Au Swaziland, dernière monarchie absolue d’Afrique, un homme se marie autant de fois qu’il le veut, n’en déplaise aux élues, pas toujours heureuses, d’un pays où les femmes sont d’éternelles mineures sans droits. Cette tradition est strictement respectée et appréciée par le roi Mswati III lui-même qui, à 36 ans, a déjà onze épouses et deux fiancées. « Quand mon mari est mort, je n’ai pas eu le droit de sortir de chez moi pendant deux ans, même pas pour travailler et nourrir mes trois enfants. C’est notre culture », se souvient Olga Nkambule, 49 ans, dont le doux sourire éclaire des traits prématurément vieillis par les épreuves. En signe de deuil, «j’aurais dû rester assise, sans rien faire», s’insurge cette couturière, qui s’estime chanceuse car son époux n’ayant pas de frère, elle a échappé à un remariage forcé avec l’un de ses beaux-frères, une coutume encore bien ancrée.
Dans ce royaume de 1,2 million d’habitants, enserré entre l’Afrique du Sud et le Mozambique, la majorité est fixée à 21 ans pour les deux sexes. Mais les filles restent mineures toute leur vie. Elles n’échappent à l’autorité paternelle que pour passer sous celle d’un mari, sauf contrat de mariage spécifique, une possibilité ignorée par la plupart des femmes swazis souvent très tôt retirées de l’école.

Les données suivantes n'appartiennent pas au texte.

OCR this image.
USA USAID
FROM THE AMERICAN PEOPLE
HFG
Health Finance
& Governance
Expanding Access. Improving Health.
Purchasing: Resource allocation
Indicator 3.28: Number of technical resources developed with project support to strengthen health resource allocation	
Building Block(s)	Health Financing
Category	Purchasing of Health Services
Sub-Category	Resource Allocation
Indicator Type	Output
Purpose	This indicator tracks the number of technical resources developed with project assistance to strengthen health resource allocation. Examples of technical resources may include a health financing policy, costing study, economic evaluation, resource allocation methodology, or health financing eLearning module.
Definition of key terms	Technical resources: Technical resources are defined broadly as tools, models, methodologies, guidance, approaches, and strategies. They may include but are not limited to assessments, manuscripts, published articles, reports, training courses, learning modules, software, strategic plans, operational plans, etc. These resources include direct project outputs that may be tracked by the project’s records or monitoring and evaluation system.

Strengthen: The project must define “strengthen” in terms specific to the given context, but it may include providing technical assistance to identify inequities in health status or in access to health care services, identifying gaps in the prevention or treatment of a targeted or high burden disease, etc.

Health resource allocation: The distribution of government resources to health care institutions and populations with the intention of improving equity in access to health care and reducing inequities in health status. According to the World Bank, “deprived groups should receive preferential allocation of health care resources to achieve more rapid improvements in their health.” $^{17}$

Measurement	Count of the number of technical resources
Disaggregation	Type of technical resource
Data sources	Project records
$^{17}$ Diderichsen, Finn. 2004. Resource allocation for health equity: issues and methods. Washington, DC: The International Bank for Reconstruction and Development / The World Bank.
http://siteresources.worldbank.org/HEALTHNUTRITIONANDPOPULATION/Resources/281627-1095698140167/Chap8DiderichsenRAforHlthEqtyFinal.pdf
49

Sans beau-frère polygame ou autre famille pour la prendre sous son aile, mais aussi sous sa coupe, Olga s’est retrouvée seule. Interdite de toute activité, elle aurait pu mourir de misère sans la solidarité d’autres femmes, assez courageuses pour enfreindre les tabous.
Certaines lui commandaient des robes qu’elle cousait en cachette. D’autres osaient venir chercher ses travaux pour les vendre et lui rapporter l’argent. « Mais elles ne disaient pas qu’ils étaient réalisés par une femme en noir, une veuve, sinon personne n’en aurait voulu », ajoute avec un sourire espiègle cette femme qui, de la pointe de son aiguille, gagne quelque 1 500 rands (environ 248 dollars/191 euros) par mois.
Depuis quelques années, Olga rejoint une fois par semaine l’atelier Philani Bomake. Une vingtaine de couturières viennent à tour de rôle fabriquer des uniformes scolaires dans ce hangar de tôle surchauffé par le soleil, à Manzini, poumon économique du pays à 40 km de la capitale administrative Mbabane.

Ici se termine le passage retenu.